Responsibilities:

• Help secure AI products and internal tools that are introducing industry-novel security risks and pushing established security boundaries
• Lead “shift left” security efforts to build security into the software development lifecycle.
• Conduct secure design reviews and threat modeling. Identify and prioritize risks, attack surfaces, and vulnerabilities.
• Develop tooling to scale security code reviews and respond to developer questions, including advising developers on remediating vulnerabilities and following secure coding practices. 
• Manage Anthropic's vulnerability management program, including integrating data ingestion pipelines, coding logic to prioritize vulnerability fixes, supporting teams remediating vulnerabilities and developing automated systems at scale.
• Oversee Anthropic's bug bounty program. Set scope, validate submissions, perform root cause analysis, coordinate remediation with engineering teams, and award bounties. Cultivate relationships with the ethical hacker community.
• Collaborate closely with product engineers and researchers to instill security best practices. Advocate for secure architecture, design, and development.
• Develop and document security policies, standards, and playbooks. Conduct security awareness training for engineers.
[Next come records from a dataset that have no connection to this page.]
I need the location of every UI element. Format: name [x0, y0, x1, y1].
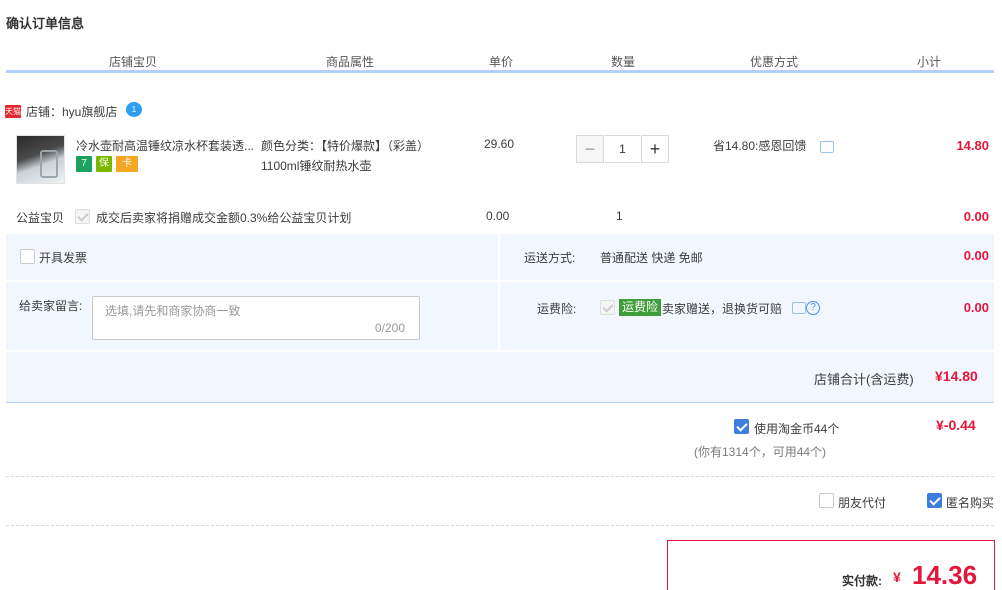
insurance-text: 卖家赠送，退换货可赔 — [662, 302, 783, 316]
shipping-value: 普通配送 快递 免邮 — [600, 251, 703, 265]
memo-label: 给卖家留言: — [19, 299, 83, 313]
credit-card-icon: 卡 — [116, 156, 138, 172]
payment-currency: ¥ — [893, 569, 901, 585]
payment-label: 实付款: — [842, 574, 882, 588]
unit-price: 29.60 — [484, 137, 515, 151]
column-header-price: 单价 — [488, 55, 513, 69]
charity-price: 0.00 — [486, 209, 510, 223]
charity-checkbox — [75, 209, 90, 224]
charity-quantity: 1 — [616, 209, 623, 223]
invoice-label[interactable]: 开具发票 — [39, 249, 87, 266]
memo-placeholder: 选填,请先和商家协商一致 — [105, 304, 241, 318]
shop-total-label: 店铺合计(含运费) — [814, 372, 914, 387]
payment-total: 14.36 — [912, 560, 978, 590]
divider — [6, 476, 994, 477]
column-header-subtotal: 小计 — [916, 55, 941, 69]
friend-pay-label[interactable]: 朋友代付 — [838, 494, 886, 511]
anonymous-checkbox[interactable] — [927, 493, 942, 508]
charity-subtotal: 0.00 — [963, 209, 989, 224]
memo-char-count: 0/200 — [375, 321, 406, 335]
shop-name[interactable]: 店铺：hyu旗舰店 — [26, 103, 117, 120]
wangwang-chat-icon[interactable]: 1 — [126, 102, 142, 117]
message-icon[interactable] — [820, 141, 834, 153]
help-circle-icon[interactable]: ? — [806, 301, 820, 315]
coins-available: (你有1314个，可用44个) — [694, 445, 827, 459]
property-value: 1100ml锤纹耐热水壶 — [261, 159, 372, 173]
page-title: 确认订单信息 — [6, 16, 85, 31]
anonymous-label[interactable]: 匿名购买 — [946, 494, 994, 511]
shop-total-value: ¥14.80 — [935, 368, 978, 384]
insurance-label: 运费险: — [537, 302, 577, 316]
shop-total-divider — [6, 402, 994, 403]
quantity-increase-button[interactable]: + — [641, 135, 669, 163]
guarantee-icon: 保 — [96, 156, 112, 172]
message-icon[interactable] — [792, 302, 806, 314]
quantity-input[interactable]: 1 — [605, 135, 640, 163]
coins-label[interactable]: 使用淘金币44个 — [754, 420, 839, 437]
divider — [6, 525, 994, 526]
shipping-subtotal: 0.00 — [963, 248, 989, 263]
column-header: 店铺宝贝 商品属性 单价 数量 优惠方式 小计 — [6, 50, 994, 72]
property-label: 颜色分类：【特价爆款】（彩盖） — [261, 139, 430, 153]
insurance-subtotal: 0.00 — [963, 300, 989, 315]
coins-discount: ¥-0.44 — [936, 417, 976, 433]
column-header-item: 店铺宝贝 — [108, 55, 157, 69]
product-title[interactable]: 冷水壶耐高温锤纹凉水杯套装透... — [76, 137, 256, 154]
insurance-checkbox — [600, 300, 615, 315]
column-header-props: 商品属性 — [325, 55, 374, 69]
header-divider — [6, 70, 994, 73]
shipping-label: 运送方式: — [524, 251, 576, 265]
column-header-discount: 优惠方式 — [749, 55, 798, 69]
quantity-decrease-button[interactable]: − — [576, 135, 604, 163]
friend-pay-checkbox[interactable] — [819, 493, 834, 508]
charity-text: 成交后卖家将捐赠成交金额0.3%给公益宝贝计划 — [96, 211, 352, 225]
tmall-icon: 天猫 — [5, 105, 21, 118]
insurance-tag: 运费险 — [619, 299, 662, 316]
charity-label: 公益宝贝 — [16, 211, 65, 225]
column-header-quantity: 数量 — [610, 55, 635, 69]
coins-checkbox[interactable] — [734, 419, 749, 434]
item-subtotal: 14.80 — [956, 138, 989, 153]
discount-text: 省14.80:感恩回馈 — [713, 139, 807, 153]
product-thumbnail-handle — [40, 150, 58, 178]
invoice-checkbox[interactable] — [20, 249, 35, 264]
seven-day-return-icon: 7 — [76, 156, 92, 172]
You may be a good fit if you:

• Have 5+ years of hands-on experience in application and infrastructure security, including securing cloud-based and containerized environments.
• Lead with empathy, a collaborative spirit, and a learning mindset to work cross-functionally with engineers of all levels to build security into the software development life cycle.
• Leverage creative and strategic thinking to reduce risk through secure design and simplicity, not just controls.
• Possess broad security knowledge to connect the dots across domains and identify holistic ways to decrease the overall threat surface.
• Are keen to distill complex security concepts into clear actions and drive consensus without direct authority.
• Embody a proactive mindset to thread security throughout the product lifecycle through activities like threat modeling, secure code review, and education.
• Have a strong grasp of offensive security to anticipate risks from an adversary's perspective, not just check compliance boxes.
• Bring experience with modern application stacks, infrastructure, and security tools to implement pragmatic defenses.
• Are practiced at collaborating cross-functionally and effectively balancing security requirements with business objectives.
• Advocate for security fundamentals like least privilege, defense-in-depth, and eliminating complexity that could sub-linearly scale security through smart design.

Strong candidates may also:

• Hands-on technical expertise securing complex cloud environments and microservices architectures leveraging technologies like Kubernetes, Docker, and AWS / GCP.
• Exposure to offensive security techniques like vulnerability testing, bug bounty, pen testing, and red team exercises. 
• Familiarity with AI/ML security risks such as prompt injection, data poisoning, model extraction, etc. and mitigations.
• Experience building security tools, applications, and automated tools.
• Solid foundational knowledge of both software and security engineering principles and are keen to continue learning.
• Excellent communication skills, able to distill complex security topics for broad audiences.
• Worked and thrived in fast-paced environments, and comfortable navigating ambiguity.